Why can't I see this in my list of puzzles?
Really want to get to work on this one...
Enjoy!
For what it's worth, the solution that has worked best for me so far, is quite along the lines of the prediction, yet also different in areas from the starting structure.
I just thought it would be good to emphasize that looking at this image helps a lot when trying to figure out where to put things. Don't just rely on the starting structure given, use the server image to look at areas you might deviate from the starting structure with. This is how mine ended up.
Not claiming that mine is right, just saying a little exploration, even within the boundaries of the prediction can yield some pretty good results.
One thing I've noticed in the high-scoring solutions I've seen for these de novo puzzles is that any sheets tend to be unnaturally straight. In real-world proteins (see the recently-completed 419 as an example) sheets are usually curved, but this is difficult to achieve in FoldIt, particularly when one starts with a perfectly straight sheet as happens in these puzzles.
A personal preference this; but I think trying to fold from a totally unfolded protein is too purist an approach. I'd rather have a few random Rosetta@home predictions to start from (you could use them to populate the Alignment tool).
@spv
I agree, I really think the sheet from 3 to 12 is pleated, and find manually pleating sheets very difficult in this software, I have not been able to do so well enough to net any gain.

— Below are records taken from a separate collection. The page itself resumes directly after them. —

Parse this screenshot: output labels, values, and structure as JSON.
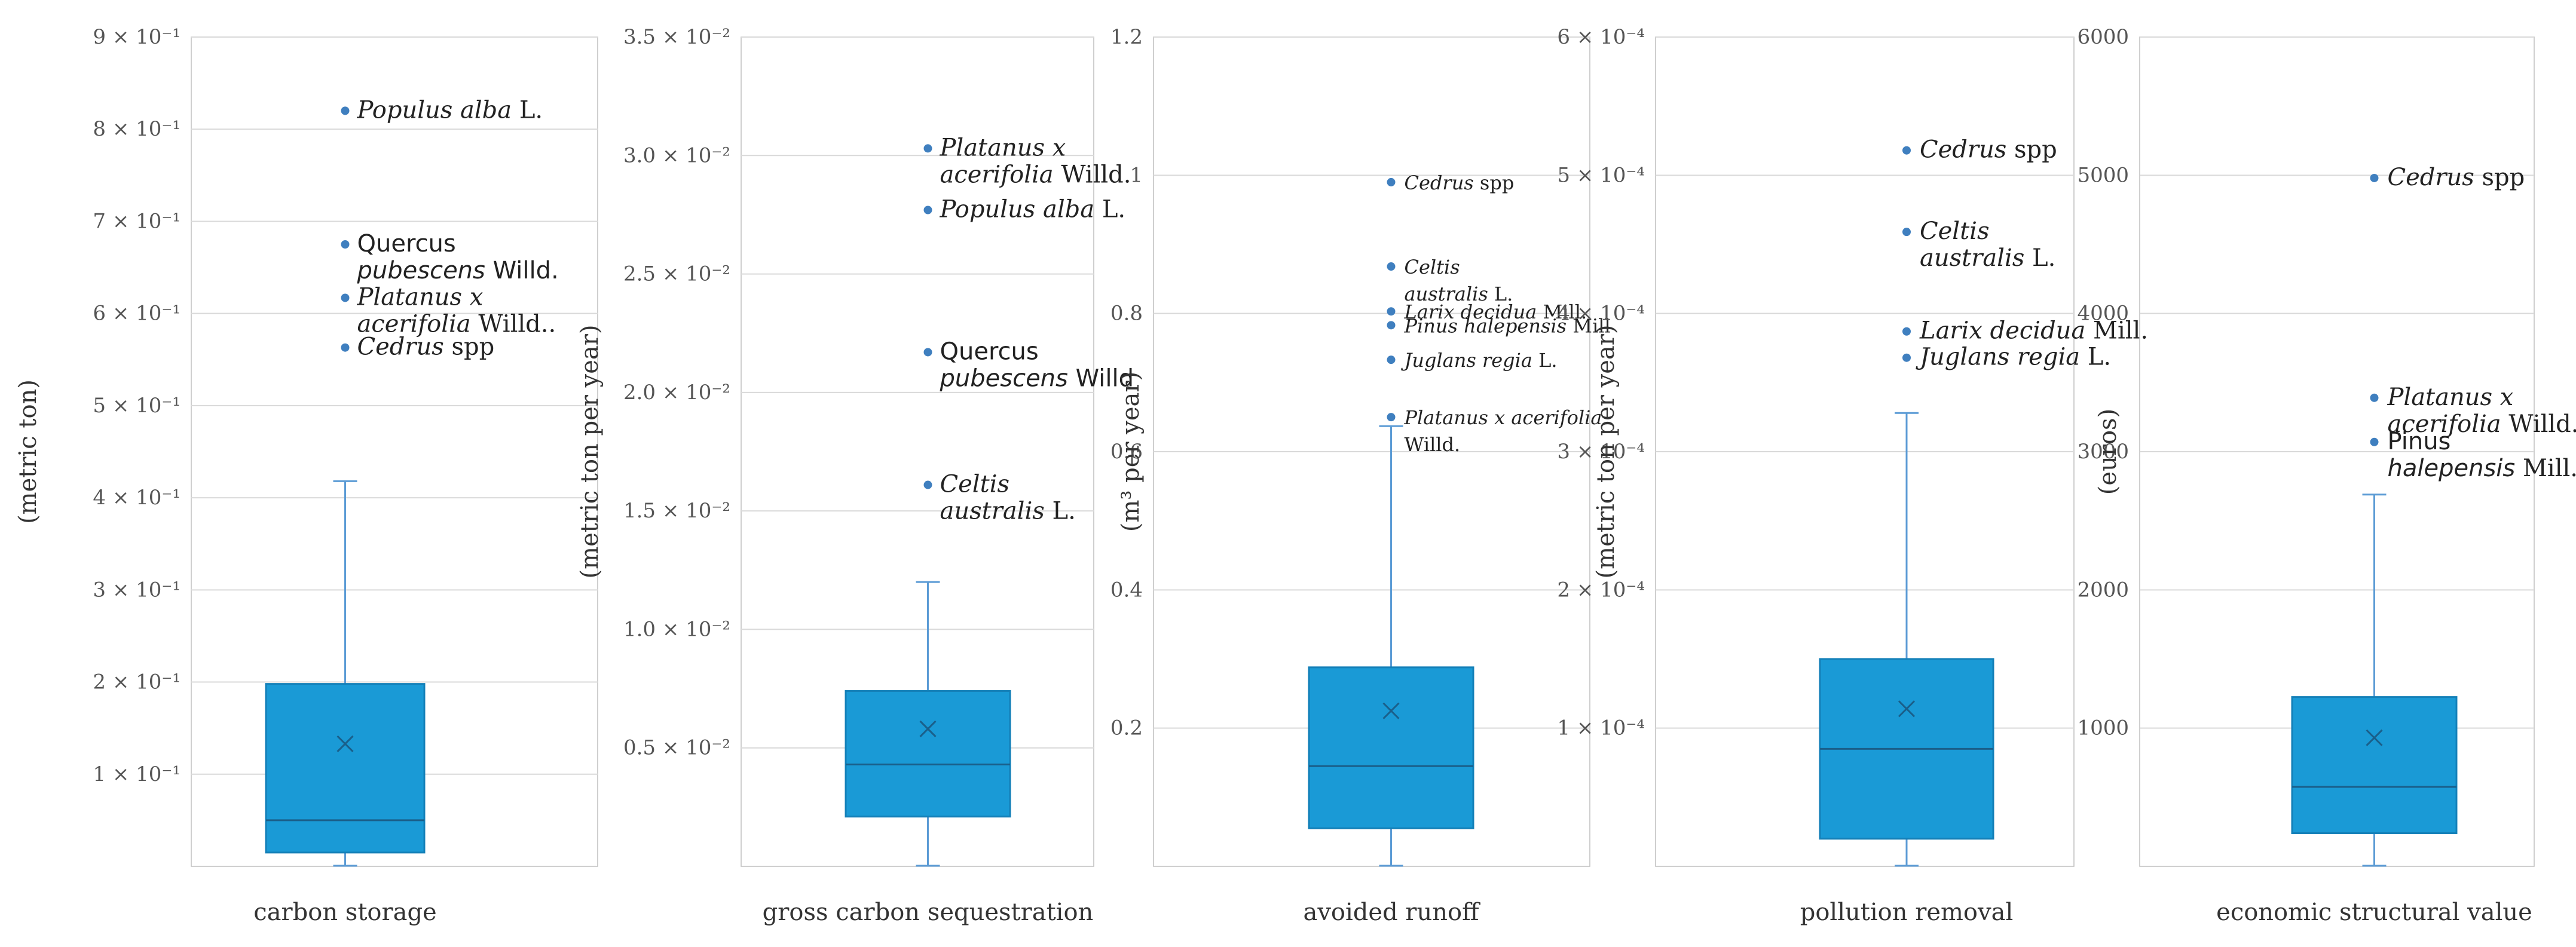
{
  "chart_data": [
    {
      "type": "box",
      "xlabel": "carbon storage",
      "ylabel": "(metric ton)",
      "ylim": [
        0,
        0.9
      ],
      "ticks": [
        {
          "value": 0.1,
          "label": "1 × 10⁻¹"
        },
        {
          "value": 0.2,
          "label": "2 × 10⁻¹"
        },
        {
          "value": 0.3,
          "label": "3 × 10⁻¹"
        },
        {
          "value": 0.4,
          "label": "4 × 10⁻¹"
        },
        {
          "value": 0.5,
          "label": "5 × 10⁻¹"
        },
        {
          "value": 0.6,
          "label": "6 × 10⁻¹"
        },
        {
          "value": 0.7,
          "label": "7 × 10⁻¹"
        },
        {
          "value": 0.8,
          "label": "8 × 10⁻¹"
        },
        {
          "value": 0.9,
          "label": "9 × 10⁻¹"
        }
      ],
      "box": {
        "min": 0.0,
        "q1": 0.015,
        "median": 0.05,
        "q3": 0.198,
        "max": 0.418,
        "mean": 0.133
      },
      "outliers": [
        {
          "value": 0.82,
          "lines": [
            [
              [
                "Populus alba",
                "it"
              ],
              [
                " L.",
                ""
              ]
            ]
          ]
        },
        {
          "value": 0.675,
          "lines": [
            [
              [
                "Quercus",
                "sn"
              ]
            ],
            [
              [
                "pubescens",
                "sn-it"
              ],
              [
                " Willd.",
                "sn"
              ]
            ]
          ]
        },
        {
          "value": 0.617,
          "lines": [
            [
              [
                "Platanus x",
                "it"
              ]
            ],
            [
              [
                "acerifolia",
                "it"
              ],
              [
                " Willd..",
                ""
              ]
            ]
          ]
        },
        {
          "value": 0.563,
          "lines": [
            [
              [
                "Cedrus",
                "it"
              ],
              [
                " spp",
                ""
              ]
            ]
          ]
        }
      ]
    },
    {
      "type": "box",
      "xlabel": "gross carbon sequestration",
      "ylabel": "(metric ton per year)",
      "ylim": [
        0,
        0.035
      ],
      "ticks": [
        {
          "value": 0.005,
          "label": "0.5 × 10⁻²"
        },
        {
          "value": 0.01,
          "label": "1.0 × 10⁻²"
        },
        {
          "value": 0.015,
          "label": "1.5 × 10⁻²"
        },
        {
          "value": 0.02,
          "label": "2.0 × 10⁻²"
        },
        {
          "value": 0.025,
          "label": "2.5 × 10⁻²"
        },
        {
          "value": 0.03,
          "label": "3.0 × 10⁻²"
        },
        {
          "value": 0.035,
          "label": "3.5 × 10⁻²"
        }
      ],
      "box": {
        "min": 0.0,
        "q1": 0.0021,
        "median": 0.0043,
        "q3": 0.0074,
        "max": 0.012,
        "mean": 0.0058
      },
      "outliers": [
        {
          "value": 0.0303,
          "lines": [
            [
              [
                "Platanus x",
                "it"
              ]
            ],
            [
              [
                "acerifolia",
                "it"
              ],
              [
                " Willd.",
                ""
              ]
            ]
          ]
        },
        {
          "value": 0.0277,
          "lines": [
            [
              [
                "Populus alba",
                "it"
              ],
              [
                " L.",
                ""
              ]
            ]
          ]
        },
        {
          "value": 0.0217,
          "lines": [
            [
              [
                "Quercus",
                "sn"
              ]
            ],
            [
              [
                "pubescens",
                "sn-it"
              ],
              [
                " Willd",
                "sn"
              ]
            ]
          ]
        },
        {
          "value": 0.0161,
          "lines": [
            [
              [
                "Celtis",
                "it"
              ]
            ],
            [
              [
                "australis",
                "it"
              ],
              [
                " L.",
                ""
              ]
            ]
          ]
        }
      ]
    },
    {
      "type": "box",
      "xlabel": "avoided runoff",
      "ylabel": "(m³ per year)",
      "ylim": [
        0,
        1.2
      ],
      "ticks": [
        {
          "value": 0.2,
          "label": "0.2"
        },
        {
          "value": 0.4,
          "label": "0.4"
        },
        {
          "value": 0.6,
          "label": "0.6"
        },
        {
          "value": 0.8,
          "label": "0.8"
        },
        {
          "value": 1.0,
          "label": "1"
        },
        {
          "value": 1.2,
          "label": "1.2"
        }
      ],
      "box": {
        "min": 0.0,
        "q1": 0.055,
        "median": 0.145,
        "q3": 0.288,
        "max": 0.637,
        "mean": 0.225
      },
      "outliers": [
        {
          "value": 0.99,
          "lines": [
            [
              [
                "Cedrus",
                "it"
              ],
              [
                " spp",
                ""
              ]
            ]
          ]
        },
        {
          "value": 0.868,
          "lines": [
            [
              [
                "Celtis",
                "it"
              ]
            ],
            [
              [
                "australis",
                "it"
              ],
              [
                " L.",
                ""
              ]
            ]
          ]
        },
        {
          "value": 0.803,
          "lines": [
            [
              [
                "Larix decidua",
                "it"
              ],
              [
                " Mill.",
                ""
              ]
            ]
          ]
        },
        {
          "value": 0.783,
          "lines": [
            [
              [
                "Pinus halepensis",
                "it"
              ],
              [
                " Mill",
                ""
              ]
            ]
          ]
        },
        {
          "value": 0.733,
          "lines": [
            [
              [
                "Juglans regia",
                "it"
              ],
              [
                " L.",
                ""
              ]
            ]
          ]
        },
        {
          "value": 0.65,
          "lines": [
            [
              [
                "Platanus x acerifolia",
                "it"
              ]
            ],
            [
              [
                "Willd.",
                ""
              ]
            ]
          ]
        }
      ]
    },
    {
      "type": "box",
      "xlabel": "pollution removal",
      "ylabel": "(metric ton per year)",
      "ylim": [
        0,
        0.0006
      ],
      "ticks": [
        {
          "value": 0.0001,
          "label": "1 × 10⁻⁴"
        },
        {
          "value": 0.0002,
          "label": "2 × 10⁻⁴"
        },
        {
          "value": 0.0003,
          "label": "3 × 10⁻⁴"
        },
        {
          "value": 0.0004,
          "label": "4 × 10⁻⁴"
        },
        {
          "value": 0.0005,
          "label": "5 × 10⁻⁴"
        },
        {
          "value": 0.0006,
          "label": "6 × 10⁻⁴"
        }
      ],
      "box": {
        "min": 0.0,
        "q1": 2e-05,
        "median": 8.5e-05,
        "q3": 0.00015,
        "max": 0.000328,
        "mean": 0.000114
      },
      "outliers": [
        {
          "value": 0.000518,
          "lines": [
            [
              [
                "Cedrus",
                "it"
              ],
              [
                " spp",
                ""
              ]
            ]
          ]
        },
        {
          "value": 0.000459,
          "lines": [
            [
              [
                "Celtis",
                "it"
              ]
            ],
            [
              [
                "australis",
                "it"
              ],
              [
                " L.",
                ""
              ]
            ]
          ]
        },
        {
          "value": 0.000387,
          "lines": [
            [
              [
                "Larix decidua",
                "it"
              ],
              [
                " Mill.",
                ""
              ]
            ]
          ]
        },
        {
          "value": 0.000368,
          "lines": [
            [
              [
                "Juglans regia",
                "it"
              ],
              [
                " L.",
                ""
              ]
            ]
          ]
        }
      ]
    },
    {
      "type": "box",
      "xlabel": "economic structural value",
      "ylabel": "(euros)",
      "ylim": [
        0,
        6000
      ],
      "ticks": [
        {
          "value": 1000,
          "label": "1000"
        },
        {
          "value": 2000,
          "label": "2000"
        },
        {
          "value": 3000,
          "label": "3000"
        },
        {
          "value": 4000,
          "label": "4000"
        },
        {
          "value": 5000,
          "label": "5000"
        },
        {
          "value": 6000,
          "label": "6000"
        }
      ],
      "box": {
        "min": 0,
        "q1": 240,
        "median": 575,
        "q3": 1225,
        "max": 2690,
        "mean": 930
      },
      "outliers": [
        {
          "value": 4980,
          "lines": [
            [
              [
                "Cedrus",
                "it"
              ],
              [
                " spp",
                ""
              ]
            ]
          ]
        },
        {
          "value": 3390,
          "lines": [
            [
              [
                "Platanus x",
                "it"
              ]
            ],
            [
              [
                "acerifolia",
                "it"
              ],
              [
                " Willd.",
                ""
              ]
            ]
          ]
        },
        {
          "value": 3070,
          "lines": [
            [
              [
                "Pinus",
                "sn"
              ]
            ],
            [
              [
                "halepensis",
                "sn-it"
              ],
              [
                " Mill.",
                ""
              ]
            ]
          ]
        }
      ]
    }
  ],
  "colors": {
    "box_fill": "#1a9ad6",
    "box_stroke": "#1480b8",
    "whisker": "#5b9bd5",
    "outlier": "#3f7fbf",
    "gridline": "#d9d9d9",
    "frame": "#bfbfbf",
    "median": "#1a5f8a"
  }
}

I think is also why compression scripts work so well on de-novo puzzles, it allows the sheets to kind of wrap around and fill in the areas they need to get to...
I do not know about getting serve data for SS's. Any pointers and clues are appreciated.





As requested in the feedback, http://fold.it/portal/node/989298 these secondary structure predictions have been pre-loaded into this freestyle puzzle.
Here is the sequence logo predicted by the SAM server.
H = helix
E = sheet
C = loop (or coil)
The taller the letter at each position, the higher the probability of that specific secondary structure for that amino acid.
For example, the amino acid Leucine at residue 20 is highly predicted to be part of a helix. However, the Leucine at residue 16 is equally predicted to be anything.